The market is bracing for major events over the next six months that could have a huge impact on the long-term direction of the market:
- On Wednesday the Federal Reserve will conclude its two-day meeting with a rate decision at 2 p.m. EST. Most analysts have ratcheted down expectations and do not expect any change to the target rate from this meeting, but are looking more toward a hike at the July or September meeting.
- Later this month, voters in the United Kingdom will decide on whether that country will remain in the European Union, which could have a huge impact on global equities markets.
- The U.S. presidential election looms large in November; that will create uncertainty among investors.
With all of these events creating uncertainty, a solid consumer staple stock should be attractive to almost any investor and I think Altria (NYSE: MO) fills that role very nicely. Altria actually appeared on my bearish scan last night, but that isn’t really surprising since the stock is hitting the upper rail of an upward sloped trend channel. The channel on Altria is a little different from the ones I usually show you as I have put a mid-point line in the chart as well.
I added the midpoint line because the stock has actually halted several short-term pullbacks near the midpoint line. We see that the daily oscillators have been in overbought territory recently, so a short-term consolidation wouldn’t be a bad thing for the stock, but then the upward trend should resume.
The weekly chart shows the steady climb Altria has made over the last two and a half years. I did place a line marking the temporary high from October near the $60 mark as that area could serve as a secondary support level should the stock move below the lower rail of the channel shown on the daily chart.

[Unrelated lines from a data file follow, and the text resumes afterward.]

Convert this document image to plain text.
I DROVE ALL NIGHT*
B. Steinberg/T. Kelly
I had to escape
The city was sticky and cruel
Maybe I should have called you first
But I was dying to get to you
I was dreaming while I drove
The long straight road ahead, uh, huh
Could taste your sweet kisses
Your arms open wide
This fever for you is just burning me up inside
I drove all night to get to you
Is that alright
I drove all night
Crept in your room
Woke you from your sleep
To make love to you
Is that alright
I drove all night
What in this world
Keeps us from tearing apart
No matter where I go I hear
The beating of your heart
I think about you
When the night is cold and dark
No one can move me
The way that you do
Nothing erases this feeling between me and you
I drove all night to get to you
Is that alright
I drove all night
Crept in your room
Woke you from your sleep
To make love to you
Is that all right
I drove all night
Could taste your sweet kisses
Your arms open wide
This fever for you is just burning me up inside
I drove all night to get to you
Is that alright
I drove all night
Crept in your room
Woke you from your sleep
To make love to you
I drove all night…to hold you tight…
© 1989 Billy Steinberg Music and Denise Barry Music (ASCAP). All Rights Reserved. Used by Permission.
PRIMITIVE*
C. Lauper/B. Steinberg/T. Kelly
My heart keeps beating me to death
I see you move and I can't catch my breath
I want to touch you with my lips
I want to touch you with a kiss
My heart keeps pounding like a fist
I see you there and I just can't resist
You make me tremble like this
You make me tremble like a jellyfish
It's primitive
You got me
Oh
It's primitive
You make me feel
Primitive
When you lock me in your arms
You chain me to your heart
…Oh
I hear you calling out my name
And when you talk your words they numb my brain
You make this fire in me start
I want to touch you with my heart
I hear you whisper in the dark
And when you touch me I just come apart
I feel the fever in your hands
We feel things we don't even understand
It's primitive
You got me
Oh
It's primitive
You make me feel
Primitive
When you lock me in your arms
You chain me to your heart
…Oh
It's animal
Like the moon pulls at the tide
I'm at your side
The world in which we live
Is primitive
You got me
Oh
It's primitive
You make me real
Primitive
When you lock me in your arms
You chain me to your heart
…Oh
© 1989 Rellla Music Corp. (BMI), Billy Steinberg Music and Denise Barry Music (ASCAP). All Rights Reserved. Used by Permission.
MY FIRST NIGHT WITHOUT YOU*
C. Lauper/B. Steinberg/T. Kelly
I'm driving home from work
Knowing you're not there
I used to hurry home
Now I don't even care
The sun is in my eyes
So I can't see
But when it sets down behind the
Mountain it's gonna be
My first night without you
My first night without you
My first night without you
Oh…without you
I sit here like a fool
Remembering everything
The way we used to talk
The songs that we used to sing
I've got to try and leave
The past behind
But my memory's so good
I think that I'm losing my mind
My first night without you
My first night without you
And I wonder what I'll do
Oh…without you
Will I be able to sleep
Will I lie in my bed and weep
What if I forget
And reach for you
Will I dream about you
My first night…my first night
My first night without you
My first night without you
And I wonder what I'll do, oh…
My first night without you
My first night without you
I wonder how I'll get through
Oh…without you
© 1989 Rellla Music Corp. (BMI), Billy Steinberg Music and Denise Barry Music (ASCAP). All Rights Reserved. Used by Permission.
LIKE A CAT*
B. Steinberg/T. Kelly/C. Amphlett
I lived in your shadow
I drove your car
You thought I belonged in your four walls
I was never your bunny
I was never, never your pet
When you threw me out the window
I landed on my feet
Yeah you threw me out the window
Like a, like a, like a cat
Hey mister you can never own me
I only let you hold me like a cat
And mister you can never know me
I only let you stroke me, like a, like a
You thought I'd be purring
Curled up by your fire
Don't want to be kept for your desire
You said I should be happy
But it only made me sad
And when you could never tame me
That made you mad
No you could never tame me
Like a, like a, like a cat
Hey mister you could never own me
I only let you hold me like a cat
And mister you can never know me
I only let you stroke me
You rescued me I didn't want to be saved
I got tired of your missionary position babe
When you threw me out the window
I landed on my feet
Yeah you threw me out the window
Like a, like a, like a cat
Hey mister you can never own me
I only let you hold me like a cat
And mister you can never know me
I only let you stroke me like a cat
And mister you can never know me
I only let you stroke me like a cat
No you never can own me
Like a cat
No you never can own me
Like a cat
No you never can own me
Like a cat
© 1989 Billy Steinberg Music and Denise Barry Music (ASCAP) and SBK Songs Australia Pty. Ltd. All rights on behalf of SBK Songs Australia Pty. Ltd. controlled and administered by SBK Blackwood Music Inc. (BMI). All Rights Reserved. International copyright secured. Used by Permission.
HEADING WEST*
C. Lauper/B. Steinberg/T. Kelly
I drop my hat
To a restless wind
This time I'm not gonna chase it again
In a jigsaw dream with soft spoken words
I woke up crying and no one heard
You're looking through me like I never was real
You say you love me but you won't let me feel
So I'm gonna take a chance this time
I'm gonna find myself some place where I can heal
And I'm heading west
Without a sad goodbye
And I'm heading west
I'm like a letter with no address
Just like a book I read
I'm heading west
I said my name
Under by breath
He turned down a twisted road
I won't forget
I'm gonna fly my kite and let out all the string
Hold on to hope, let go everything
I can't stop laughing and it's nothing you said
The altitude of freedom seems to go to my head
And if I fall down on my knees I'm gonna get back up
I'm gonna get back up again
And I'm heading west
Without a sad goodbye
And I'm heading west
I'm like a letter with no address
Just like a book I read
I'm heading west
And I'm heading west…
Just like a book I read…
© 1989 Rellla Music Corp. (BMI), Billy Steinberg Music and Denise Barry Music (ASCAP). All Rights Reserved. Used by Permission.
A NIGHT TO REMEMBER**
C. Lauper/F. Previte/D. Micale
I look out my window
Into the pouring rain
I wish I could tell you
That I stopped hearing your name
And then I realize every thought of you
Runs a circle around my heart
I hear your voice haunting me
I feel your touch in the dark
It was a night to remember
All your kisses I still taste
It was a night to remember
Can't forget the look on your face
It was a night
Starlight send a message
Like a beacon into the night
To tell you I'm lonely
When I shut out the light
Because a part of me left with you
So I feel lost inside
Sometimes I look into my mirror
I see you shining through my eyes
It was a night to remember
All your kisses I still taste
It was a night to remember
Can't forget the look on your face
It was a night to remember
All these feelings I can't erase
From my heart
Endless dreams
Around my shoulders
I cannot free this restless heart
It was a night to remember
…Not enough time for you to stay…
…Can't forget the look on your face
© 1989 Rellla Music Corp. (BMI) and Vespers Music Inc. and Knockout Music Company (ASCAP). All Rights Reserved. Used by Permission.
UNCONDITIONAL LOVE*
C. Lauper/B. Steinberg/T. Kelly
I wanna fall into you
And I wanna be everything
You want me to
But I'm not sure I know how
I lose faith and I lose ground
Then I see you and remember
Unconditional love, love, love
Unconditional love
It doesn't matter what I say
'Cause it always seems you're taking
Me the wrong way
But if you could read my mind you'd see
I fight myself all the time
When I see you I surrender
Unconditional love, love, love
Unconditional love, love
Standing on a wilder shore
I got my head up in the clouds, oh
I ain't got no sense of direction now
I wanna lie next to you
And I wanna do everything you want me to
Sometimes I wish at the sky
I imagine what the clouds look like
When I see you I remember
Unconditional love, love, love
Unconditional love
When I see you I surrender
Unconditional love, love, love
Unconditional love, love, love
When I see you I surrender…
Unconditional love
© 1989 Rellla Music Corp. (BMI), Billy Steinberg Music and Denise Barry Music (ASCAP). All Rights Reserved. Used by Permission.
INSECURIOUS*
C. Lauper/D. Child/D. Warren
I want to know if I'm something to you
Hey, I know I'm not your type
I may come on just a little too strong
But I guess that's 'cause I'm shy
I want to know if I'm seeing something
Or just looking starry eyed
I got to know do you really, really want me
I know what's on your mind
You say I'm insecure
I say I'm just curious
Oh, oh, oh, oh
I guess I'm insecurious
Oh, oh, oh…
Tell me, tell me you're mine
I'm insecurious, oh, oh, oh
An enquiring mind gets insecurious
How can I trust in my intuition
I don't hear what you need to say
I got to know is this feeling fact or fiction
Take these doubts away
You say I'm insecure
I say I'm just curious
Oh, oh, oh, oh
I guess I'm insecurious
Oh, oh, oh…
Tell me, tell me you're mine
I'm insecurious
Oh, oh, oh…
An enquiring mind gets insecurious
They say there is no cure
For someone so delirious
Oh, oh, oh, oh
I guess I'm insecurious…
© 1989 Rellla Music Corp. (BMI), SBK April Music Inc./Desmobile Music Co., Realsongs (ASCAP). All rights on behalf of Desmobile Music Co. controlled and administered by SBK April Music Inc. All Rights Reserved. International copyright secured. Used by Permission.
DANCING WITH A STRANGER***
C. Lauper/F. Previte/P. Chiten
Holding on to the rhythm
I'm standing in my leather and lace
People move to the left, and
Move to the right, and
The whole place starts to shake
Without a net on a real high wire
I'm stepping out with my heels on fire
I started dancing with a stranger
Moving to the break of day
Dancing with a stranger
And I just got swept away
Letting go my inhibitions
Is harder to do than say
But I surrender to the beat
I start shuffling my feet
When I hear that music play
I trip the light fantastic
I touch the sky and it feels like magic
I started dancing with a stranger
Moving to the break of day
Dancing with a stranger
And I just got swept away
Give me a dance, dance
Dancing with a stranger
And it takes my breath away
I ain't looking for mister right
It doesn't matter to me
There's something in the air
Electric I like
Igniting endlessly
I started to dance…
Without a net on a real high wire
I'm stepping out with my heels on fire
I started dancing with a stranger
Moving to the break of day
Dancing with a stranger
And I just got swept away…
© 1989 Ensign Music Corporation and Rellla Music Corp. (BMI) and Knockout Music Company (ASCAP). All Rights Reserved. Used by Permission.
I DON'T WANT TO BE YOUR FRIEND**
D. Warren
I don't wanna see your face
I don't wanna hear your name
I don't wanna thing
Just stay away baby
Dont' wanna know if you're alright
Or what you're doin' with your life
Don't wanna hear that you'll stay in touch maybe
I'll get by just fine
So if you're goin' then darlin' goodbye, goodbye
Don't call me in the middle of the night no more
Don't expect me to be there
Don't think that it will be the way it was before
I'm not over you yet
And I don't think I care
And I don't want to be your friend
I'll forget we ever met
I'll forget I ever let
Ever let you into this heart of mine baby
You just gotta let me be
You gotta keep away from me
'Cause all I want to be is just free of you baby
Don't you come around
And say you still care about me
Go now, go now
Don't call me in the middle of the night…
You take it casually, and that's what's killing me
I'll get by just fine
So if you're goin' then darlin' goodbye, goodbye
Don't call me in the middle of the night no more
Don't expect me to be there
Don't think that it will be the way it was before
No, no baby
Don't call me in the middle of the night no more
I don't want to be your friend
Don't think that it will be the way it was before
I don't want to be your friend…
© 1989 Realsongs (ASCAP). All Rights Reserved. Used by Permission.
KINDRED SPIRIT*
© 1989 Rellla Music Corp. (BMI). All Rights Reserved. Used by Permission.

We see that the weekly stochastic readings are in overbought territory, but you can also see that the indicators have been known to remain in overbought territory for extended periods in the past. Should we get the short-term decline I think we will, this should help move the stock out of overbought territory.
Two other things that I like about Altria are the dividend the company pays and the sentiment from analysts. Altria pays $2.26 per year in dividends which is a yield of 3.4% at the current price and the yield would be over 3.7% if Altria stock dips to $61. Despite the steady climb and the adequate dividend, only nine analysts rate Altria stock at this time and five of them rate it as a “hold” and four rate it as a “buy.”
Given the uncertainty with interest rates, elections and referendums over the coming months, a boring but steady stock sounds good to me.
I would look to buy Altria stock when it dips down a little. You could buy the stock near the midpoint line of the chart or you could wait to see if it dips to the lower rail. Should the stock move down to the $59 area, I would look to get out of the trade.